Her shoulders shifted under the gauzy fabric. "A few years."

"How did he react?"

"Reggie? He never said much about them. When I would see him, he'd always be worrying about how I was. How I was adjusting to Nick being gone. Whether I was lonely, doing okay financially. You know how Reggie was."

How Reggie
was
. "When did you last see him?"

She tapped her jaw with a finger. Her nail was painted black with some elaborate white design on it. "What's today? Monday? So I saw him on Friday. He wasn't working that day, so we met for coffee. Someplace down by the waterfront where we could sit outside. The kind of dingy place where you wouldn't have wanted to sit inside, but outside was okay. It was almost his birthday. I had a present for him."

"New shoes?"

"That's right."

"What time?"

"Around eleven, maybe."

"You remember the name of the place?"

"I don't," she said. "Why? What does any of this have to do with my letters to Reggie?"

"I don't know yet. What did you and Reggie talk about?"

His coffee smelled delicious and tasted awful. After the first few sips, he gave up. Maybe her water was bad. Maybe she was trying to poison him.

"About his job," she said. "About the land. He said Joey had been pressuring him to convey it, and wouldn't believe him when he said it was in trust and he didn't have control."

"You said you were also pressuring Reggie about the land. So, did you believe him?"

"What an interesting question." She had picked up a deck of tarot cards and was idly shuffling through it. "At the time, I really didn't think about how it applied to me. Later, I wished I'd asked more questions. It just didn't seem like Reggie to be that organized, though. To have been able to take the steps to set up a trust, even if he was afraid of Joey. You know how he was always talking about planning for the future and how he never followed through."

"I don't get it," Burgess said. "You're writing him these ugly, threatening letters and you believe he's responsible for causing you serious harm, and yet you get together for coffee, you give him presents, and you chat?"

"The letters are part of my therapy," she said. "Reggie was okay with that."

She'd done it again. Referred to Reggie in the past tense. Suddenly, she thrust the deck toward him. "Here," she said. "Shuffle these and I'll do a reading for you." Reggie's eyes, right down to the demented gleam, flashed at him from her stranger's face.
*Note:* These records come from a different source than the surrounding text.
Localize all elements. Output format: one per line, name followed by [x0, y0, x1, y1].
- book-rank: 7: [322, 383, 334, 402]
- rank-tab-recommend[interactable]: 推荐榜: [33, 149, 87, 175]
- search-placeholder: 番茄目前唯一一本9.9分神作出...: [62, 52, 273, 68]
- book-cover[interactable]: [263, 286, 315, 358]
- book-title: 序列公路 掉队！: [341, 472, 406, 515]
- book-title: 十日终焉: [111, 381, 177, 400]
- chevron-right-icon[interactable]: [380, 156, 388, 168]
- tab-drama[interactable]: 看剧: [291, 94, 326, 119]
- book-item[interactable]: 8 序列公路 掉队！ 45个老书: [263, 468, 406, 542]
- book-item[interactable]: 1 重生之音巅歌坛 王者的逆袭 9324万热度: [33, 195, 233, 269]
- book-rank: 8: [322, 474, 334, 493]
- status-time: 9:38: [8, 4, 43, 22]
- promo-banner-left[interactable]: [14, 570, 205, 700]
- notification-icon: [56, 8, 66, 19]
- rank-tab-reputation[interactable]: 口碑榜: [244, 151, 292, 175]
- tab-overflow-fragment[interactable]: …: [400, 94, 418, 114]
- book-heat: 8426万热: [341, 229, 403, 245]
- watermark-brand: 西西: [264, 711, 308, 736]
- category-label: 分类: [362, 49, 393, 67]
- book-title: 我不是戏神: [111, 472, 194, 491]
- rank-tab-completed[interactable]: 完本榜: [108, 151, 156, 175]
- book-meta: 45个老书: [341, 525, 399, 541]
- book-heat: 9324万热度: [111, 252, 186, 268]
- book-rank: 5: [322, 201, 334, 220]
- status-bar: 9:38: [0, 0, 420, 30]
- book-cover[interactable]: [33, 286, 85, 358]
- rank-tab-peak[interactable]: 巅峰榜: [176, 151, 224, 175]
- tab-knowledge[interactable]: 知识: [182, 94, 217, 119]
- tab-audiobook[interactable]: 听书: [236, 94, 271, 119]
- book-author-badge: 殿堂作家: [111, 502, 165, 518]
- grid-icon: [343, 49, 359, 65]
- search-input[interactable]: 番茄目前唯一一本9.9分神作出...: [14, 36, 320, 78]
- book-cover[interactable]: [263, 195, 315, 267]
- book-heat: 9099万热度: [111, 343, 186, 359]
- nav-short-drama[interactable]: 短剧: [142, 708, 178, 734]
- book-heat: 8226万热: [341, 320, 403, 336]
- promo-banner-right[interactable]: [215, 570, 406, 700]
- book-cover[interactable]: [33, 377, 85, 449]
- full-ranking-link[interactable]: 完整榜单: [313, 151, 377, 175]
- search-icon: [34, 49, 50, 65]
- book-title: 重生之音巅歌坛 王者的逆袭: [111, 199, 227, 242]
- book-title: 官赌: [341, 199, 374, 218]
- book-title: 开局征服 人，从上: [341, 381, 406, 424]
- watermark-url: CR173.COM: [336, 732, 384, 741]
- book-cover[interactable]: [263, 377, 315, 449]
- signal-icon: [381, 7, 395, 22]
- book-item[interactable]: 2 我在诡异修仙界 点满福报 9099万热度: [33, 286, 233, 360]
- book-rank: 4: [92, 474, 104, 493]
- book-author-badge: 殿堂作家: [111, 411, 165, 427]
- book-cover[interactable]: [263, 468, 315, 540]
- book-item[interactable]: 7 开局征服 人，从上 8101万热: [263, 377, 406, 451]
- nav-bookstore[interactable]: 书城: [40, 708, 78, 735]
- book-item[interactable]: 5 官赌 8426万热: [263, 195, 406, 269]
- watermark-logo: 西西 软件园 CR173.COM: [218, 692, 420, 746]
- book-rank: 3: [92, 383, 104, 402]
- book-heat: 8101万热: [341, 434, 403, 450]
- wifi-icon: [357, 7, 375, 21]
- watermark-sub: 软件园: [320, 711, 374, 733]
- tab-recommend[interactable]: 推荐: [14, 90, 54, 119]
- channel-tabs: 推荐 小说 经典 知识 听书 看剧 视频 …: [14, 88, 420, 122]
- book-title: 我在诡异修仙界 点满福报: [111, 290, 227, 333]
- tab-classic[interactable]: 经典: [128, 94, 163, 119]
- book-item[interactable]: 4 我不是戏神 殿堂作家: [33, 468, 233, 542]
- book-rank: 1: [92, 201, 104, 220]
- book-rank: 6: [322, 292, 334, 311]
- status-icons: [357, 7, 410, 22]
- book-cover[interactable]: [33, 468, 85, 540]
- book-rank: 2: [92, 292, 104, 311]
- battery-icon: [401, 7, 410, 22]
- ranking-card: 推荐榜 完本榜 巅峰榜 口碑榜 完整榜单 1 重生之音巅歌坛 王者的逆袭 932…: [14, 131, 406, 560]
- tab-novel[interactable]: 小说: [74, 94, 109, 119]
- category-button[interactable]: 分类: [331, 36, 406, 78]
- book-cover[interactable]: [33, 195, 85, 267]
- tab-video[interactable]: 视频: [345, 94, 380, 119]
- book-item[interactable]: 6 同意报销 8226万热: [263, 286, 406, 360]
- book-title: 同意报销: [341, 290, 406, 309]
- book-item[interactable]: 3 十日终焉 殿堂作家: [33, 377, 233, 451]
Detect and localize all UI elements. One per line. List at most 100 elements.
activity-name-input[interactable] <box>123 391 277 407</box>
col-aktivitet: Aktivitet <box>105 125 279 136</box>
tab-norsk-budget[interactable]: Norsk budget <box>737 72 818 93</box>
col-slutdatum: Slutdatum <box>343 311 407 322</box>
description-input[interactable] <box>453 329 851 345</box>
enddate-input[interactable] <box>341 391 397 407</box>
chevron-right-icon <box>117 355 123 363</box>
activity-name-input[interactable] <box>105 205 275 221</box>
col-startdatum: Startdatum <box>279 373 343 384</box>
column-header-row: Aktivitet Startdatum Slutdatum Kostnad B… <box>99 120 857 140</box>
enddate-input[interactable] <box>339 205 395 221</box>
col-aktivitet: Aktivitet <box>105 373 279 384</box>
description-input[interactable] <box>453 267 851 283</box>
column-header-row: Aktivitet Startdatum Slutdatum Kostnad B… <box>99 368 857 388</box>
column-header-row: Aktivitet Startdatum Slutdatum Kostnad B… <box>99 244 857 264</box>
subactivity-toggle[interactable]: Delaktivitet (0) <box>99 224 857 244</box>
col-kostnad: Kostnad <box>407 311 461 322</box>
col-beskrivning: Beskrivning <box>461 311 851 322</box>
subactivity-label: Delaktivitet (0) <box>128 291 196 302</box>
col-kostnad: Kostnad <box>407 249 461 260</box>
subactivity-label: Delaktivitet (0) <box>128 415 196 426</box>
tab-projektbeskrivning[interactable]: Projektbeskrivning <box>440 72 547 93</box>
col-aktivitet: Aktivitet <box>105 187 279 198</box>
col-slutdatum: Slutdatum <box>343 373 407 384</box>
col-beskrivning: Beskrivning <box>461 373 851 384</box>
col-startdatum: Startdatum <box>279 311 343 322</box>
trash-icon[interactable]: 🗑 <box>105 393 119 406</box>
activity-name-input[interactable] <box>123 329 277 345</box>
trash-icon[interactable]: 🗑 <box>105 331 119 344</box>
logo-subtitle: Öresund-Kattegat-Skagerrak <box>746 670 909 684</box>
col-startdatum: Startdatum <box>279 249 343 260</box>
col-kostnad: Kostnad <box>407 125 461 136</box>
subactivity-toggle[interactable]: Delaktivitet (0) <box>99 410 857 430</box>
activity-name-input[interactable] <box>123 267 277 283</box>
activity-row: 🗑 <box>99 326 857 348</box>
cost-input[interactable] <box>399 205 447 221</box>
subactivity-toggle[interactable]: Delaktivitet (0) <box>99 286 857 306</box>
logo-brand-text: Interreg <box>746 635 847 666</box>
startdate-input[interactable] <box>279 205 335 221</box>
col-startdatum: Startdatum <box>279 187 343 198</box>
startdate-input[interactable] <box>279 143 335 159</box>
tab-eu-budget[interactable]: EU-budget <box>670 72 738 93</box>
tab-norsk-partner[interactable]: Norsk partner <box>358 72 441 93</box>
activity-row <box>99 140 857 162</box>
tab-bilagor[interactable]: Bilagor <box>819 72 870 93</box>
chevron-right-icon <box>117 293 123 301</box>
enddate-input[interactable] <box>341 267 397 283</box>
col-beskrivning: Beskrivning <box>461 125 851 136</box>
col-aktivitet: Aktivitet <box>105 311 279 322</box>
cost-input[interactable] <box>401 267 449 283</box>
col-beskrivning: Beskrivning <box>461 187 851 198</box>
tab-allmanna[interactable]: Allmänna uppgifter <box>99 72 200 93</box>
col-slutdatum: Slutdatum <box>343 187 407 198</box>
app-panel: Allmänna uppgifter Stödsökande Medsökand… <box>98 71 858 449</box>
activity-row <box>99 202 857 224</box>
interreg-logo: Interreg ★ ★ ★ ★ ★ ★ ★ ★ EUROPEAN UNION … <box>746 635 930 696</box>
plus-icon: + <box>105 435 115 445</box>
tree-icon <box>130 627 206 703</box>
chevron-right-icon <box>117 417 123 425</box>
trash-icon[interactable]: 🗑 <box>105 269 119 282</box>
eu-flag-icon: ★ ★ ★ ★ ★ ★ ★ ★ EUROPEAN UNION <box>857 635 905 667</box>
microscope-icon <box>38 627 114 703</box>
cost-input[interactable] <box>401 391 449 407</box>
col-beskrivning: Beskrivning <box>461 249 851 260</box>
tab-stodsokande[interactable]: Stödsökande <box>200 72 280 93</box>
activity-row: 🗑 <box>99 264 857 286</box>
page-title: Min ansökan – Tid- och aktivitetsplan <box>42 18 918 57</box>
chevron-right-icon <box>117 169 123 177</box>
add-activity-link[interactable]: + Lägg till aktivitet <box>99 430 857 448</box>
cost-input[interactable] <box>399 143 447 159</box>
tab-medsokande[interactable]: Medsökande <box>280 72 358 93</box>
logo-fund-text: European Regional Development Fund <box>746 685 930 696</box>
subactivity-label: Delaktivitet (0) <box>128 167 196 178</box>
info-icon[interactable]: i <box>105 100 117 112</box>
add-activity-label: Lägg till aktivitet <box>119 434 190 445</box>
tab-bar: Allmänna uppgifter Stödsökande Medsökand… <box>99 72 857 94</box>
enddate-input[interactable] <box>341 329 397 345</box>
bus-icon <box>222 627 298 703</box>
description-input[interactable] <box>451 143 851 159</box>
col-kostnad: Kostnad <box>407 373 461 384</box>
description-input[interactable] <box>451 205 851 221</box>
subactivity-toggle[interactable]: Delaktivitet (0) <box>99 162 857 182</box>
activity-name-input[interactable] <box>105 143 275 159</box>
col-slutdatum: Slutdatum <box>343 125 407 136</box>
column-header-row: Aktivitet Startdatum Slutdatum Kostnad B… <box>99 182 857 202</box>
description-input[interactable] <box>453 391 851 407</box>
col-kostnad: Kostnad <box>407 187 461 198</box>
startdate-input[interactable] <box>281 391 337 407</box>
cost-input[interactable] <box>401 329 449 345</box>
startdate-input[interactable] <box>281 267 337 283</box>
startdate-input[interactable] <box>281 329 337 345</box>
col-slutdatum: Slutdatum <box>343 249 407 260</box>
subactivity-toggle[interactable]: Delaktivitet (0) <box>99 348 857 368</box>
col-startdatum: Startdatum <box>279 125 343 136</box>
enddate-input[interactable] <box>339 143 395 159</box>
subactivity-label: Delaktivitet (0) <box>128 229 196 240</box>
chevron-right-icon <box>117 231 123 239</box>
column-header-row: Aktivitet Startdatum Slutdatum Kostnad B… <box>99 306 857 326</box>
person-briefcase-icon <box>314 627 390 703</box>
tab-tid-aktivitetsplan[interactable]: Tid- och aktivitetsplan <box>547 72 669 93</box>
"Thanks," he said, "but right now I'm not very interested in my long-term future, and in the short term, it's pretty clear."

"Is it?" she said. "Are you sure?" She brushed the deck over the back of his hands and started laying out cards.

"Pretty sure. I'm sorry to have to tell you this, Ms. Goodall," he said, "but your cousin Reggie is dead."

His words didn't interrupt the pattern of her deal. "I know," she said. "He died on Friday night. I saw it in the crystals. He went in the water, like Nick." Then she corrected herself. "No. Not like Nick. Because Nick was an accident. Reggie wasn't ready to go, was he? It's so sad."

She looked down at the cards on the table. "I see some interesting developments for you involving a child?" She studied the cards. "Or children? A close friend in trouble. A major life change for you."

He focused on something she'd said—that Nick was an accident. "Reggie's death wasn't an accident?" She shook her head, then looked down at the cards again, frowning. "What about finding Reggie's killer?"

She touched a card, still frowning. "That," she said, "is a little less clear."

A sudden, tearing pain in his stomach almost took his breath away. He looked over at her. She smiled a knowing smile. "Your immediate future," she said. She pointed toward a doorway in the corner. "The bathroom is just there."

As he rose, fists pressed against the pain, she said, "I told you I was not in the mood for company. Not even company as charming as yours."

When he came out of the bathroom, feeling like he'd been scoured from top to bottom with a rough file, Star Goodall and her car were gone.